Toussaint cherishes the collegial relationships she has with all of her coworkers, who go out of their way to support her. “Sometimes after getting off the phone with a patient, I turn to one of my coworkers and say, ‘Hey, this is the call I just had.’ At some patient it can become emotional for you, and helps to have a discussion about it, or just have someone listen and be an ear for me.”

“Victoria is one of the original General Nephrology staff members, and has a long history with the Division of Nephrology,” said Debbie Gilman, operations manager for the UCSF Health Division of Nephrology. “In addition to her administrative role, she also helps coordinate care for our dialysis patients. She is impressively compassionate when talking with patients who are facing challenges or experiencing distress. She is able to address any anxieties they may be feeling and help them get the answers they need. That is a skill that cannot be taught. I feel lucky to have worked with her for 13 years. She’s a gem.”

Outside of work, Toussaint loves listening to music, especially Prince. She also enjoys R&B, soul, and Zydeco, which her father – a Louisiana native – played all the time when she was growing up.
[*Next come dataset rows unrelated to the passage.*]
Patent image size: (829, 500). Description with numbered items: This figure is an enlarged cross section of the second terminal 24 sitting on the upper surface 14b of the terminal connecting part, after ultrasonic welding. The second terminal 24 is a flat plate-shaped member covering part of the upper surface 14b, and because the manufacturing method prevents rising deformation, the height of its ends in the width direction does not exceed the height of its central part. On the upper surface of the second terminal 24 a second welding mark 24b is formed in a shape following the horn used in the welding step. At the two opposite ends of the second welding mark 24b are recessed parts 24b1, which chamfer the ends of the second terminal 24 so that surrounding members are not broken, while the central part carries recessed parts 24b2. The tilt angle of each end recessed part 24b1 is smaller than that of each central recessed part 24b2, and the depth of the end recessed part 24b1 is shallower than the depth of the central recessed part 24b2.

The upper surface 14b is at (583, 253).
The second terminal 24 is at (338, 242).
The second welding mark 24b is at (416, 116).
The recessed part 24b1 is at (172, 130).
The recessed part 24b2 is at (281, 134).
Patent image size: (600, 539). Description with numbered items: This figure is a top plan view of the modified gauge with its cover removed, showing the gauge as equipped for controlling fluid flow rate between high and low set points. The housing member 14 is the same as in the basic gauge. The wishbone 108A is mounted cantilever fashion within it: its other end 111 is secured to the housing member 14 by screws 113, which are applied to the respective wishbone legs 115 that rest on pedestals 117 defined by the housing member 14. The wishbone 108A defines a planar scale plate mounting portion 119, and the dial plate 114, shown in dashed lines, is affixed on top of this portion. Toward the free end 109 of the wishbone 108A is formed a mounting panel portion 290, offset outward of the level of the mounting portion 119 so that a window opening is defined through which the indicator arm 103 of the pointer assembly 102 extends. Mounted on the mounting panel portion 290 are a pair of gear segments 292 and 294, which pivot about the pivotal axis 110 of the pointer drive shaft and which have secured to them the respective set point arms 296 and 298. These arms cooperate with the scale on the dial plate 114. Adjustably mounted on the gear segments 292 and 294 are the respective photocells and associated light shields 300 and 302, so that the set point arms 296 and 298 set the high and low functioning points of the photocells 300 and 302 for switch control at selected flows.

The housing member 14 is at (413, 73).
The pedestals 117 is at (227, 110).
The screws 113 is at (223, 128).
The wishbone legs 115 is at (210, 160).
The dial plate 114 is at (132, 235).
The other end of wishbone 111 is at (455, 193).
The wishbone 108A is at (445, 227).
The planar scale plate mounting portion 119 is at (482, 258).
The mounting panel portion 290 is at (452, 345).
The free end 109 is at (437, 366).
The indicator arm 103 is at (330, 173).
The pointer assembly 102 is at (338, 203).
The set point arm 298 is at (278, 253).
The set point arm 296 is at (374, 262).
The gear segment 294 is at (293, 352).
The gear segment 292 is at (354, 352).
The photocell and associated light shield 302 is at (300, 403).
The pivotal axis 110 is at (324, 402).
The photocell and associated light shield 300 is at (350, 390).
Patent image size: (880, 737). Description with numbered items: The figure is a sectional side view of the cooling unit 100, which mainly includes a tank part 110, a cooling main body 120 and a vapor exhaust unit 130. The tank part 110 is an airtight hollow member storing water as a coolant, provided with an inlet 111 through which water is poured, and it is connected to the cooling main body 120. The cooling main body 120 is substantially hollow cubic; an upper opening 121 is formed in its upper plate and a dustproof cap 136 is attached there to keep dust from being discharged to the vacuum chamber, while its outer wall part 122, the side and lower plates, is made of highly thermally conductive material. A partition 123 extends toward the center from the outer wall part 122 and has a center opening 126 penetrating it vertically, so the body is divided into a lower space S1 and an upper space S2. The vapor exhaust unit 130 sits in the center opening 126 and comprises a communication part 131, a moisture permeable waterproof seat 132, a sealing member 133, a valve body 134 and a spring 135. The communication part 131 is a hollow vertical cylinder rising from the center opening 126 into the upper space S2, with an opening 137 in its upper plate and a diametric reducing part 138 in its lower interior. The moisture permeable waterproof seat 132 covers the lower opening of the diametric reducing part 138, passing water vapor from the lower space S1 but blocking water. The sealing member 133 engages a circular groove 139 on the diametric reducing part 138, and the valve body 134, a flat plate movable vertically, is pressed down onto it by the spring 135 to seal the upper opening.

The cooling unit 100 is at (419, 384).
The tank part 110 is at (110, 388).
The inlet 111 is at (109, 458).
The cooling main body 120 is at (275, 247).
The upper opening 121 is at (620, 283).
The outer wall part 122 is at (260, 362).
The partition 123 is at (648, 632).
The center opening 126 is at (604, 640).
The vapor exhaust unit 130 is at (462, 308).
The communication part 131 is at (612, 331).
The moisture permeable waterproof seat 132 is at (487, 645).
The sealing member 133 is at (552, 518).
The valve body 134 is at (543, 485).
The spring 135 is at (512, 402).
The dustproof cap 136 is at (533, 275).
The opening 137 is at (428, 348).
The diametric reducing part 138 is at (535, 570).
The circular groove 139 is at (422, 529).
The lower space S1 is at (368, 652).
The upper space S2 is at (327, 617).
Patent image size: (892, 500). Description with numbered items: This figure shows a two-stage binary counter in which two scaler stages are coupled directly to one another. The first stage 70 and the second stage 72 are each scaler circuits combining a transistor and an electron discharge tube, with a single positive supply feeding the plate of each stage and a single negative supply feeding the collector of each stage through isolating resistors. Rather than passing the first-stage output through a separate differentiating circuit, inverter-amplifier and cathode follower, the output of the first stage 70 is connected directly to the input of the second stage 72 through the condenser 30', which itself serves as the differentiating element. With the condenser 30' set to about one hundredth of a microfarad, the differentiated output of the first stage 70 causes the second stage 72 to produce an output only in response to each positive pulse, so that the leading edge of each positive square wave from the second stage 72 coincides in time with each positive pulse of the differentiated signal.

“I totally enjoy working at UC, and having great coworkers and doctors,” said Toussaint. “The people definitely make the place. They take time out to listen to the needs of their patients as well as the staff. I’m on the back end, just making sure that everything is okay on the front end. I’m here for the patients, and it gives me great pleasure and a feeling of accomplishment to make sure that the patients get what they need.”